A dismaying number of our returning veterans must struggle with lingering emotional, physical and mental wounds. The Department of Veterans Affairs spends billions upon billions tending to their injuries, but still falls far short of the terrible need.
Oh, we civilians make a fuss on Veterans Day — at least those who straggle down to the ceremonies. And we at least learned from Vietnam not to blame those who serve for the blunders of the policy makers.
The American taxpayers spend nearly $1 trillion each year on our military forces, which includes huge sums binding up the wounds combat inflicts on body, mind and soul. We spend almost as much on our military each year as all the rest of the world combined — roughly 43 percent of global military spending according to a tally by the Stockholm International Peace Research Institute.

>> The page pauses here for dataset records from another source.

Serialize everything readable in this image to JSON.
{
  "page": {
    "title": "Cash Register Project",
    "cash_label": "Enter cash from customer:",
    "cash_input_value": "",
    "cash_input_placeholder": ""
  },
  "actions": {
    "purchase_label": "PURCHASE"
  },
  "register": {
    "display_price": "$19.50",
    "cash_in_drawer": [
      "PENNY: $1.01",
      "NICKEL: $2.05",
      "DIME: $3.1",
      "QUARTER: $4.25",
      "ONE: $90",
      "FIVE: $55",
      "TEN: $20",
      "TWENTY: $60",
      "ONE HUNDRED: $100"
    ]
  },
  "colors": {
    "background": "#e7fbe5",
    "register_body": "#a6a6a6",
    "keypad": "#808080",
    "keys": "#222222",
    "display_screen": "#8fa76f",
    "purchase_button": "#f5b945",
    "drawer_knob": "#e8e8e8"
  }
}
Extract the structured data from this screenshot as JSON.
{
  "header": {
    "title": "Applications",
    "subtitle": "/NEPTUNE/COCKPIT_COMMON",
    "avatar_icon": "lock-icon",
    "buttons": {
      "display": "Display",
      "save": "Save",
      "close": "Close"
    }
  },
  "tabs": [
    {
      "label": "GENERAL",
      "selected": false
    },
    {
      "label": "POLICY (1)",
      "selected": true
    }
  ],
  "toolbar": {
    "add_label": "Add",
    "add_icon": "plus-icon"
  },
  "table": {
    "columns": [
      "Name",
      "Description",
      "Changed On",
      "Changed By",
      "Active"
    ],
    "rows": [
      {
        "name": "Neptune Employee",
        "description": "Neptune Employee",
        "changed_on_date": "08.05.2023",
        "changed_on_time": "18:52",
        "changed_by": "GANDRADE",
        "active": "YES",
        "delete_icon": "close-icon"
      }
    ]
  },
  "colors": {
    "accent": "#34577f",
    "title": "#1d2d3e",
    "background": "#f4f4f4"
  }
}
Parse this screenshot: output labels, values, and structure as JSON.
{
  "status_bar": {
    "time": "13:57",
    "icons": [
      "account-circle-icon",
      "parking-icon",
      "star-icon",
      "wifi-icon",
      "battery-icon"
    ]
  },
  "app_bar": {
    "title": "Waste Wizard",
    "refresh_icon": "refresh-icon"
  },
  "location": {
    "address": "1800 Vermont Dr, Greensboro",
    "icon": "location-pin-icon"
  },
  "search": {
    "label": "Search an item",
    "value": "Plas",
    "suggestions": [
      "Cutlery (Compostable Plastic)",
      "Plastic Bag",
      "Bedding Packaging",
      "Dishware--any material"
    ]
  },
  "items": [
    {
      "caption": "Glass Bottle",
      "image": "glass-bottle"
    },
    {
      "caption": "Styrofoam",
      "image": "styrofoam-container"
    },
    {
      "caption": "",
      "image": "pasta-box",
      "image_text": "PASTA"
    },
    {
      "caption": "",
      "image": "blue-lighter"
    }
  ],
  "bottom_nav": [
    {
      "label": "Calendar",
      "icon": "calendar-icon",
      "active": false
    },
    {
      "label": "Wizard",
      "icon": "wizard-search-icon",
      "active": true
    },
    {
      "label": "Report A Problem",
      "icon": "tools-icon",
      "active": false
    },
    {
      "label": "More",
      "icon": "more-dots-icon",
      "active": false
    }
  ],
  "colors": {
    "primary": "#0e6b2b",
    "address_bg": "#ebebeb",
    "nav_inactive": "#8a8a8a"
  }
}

We have built a terrible tool with this vast treasure and this outpouring of devotion. And beyond all the help we owe those who have served, we must never neglect our most urgent responsibility: We must not squander such courage, such devotion. We must not send them to fight the wrong war, in the wrong place, for the wrong reasons. We must not cast their lives carelessly away. We must ask so terrible a thing only defense of liberty, of our homes, of our children.
We have in times past failed in this sacred obligation to them.
So let us resolve to never fail them again — as they have never failed us when we have cried out.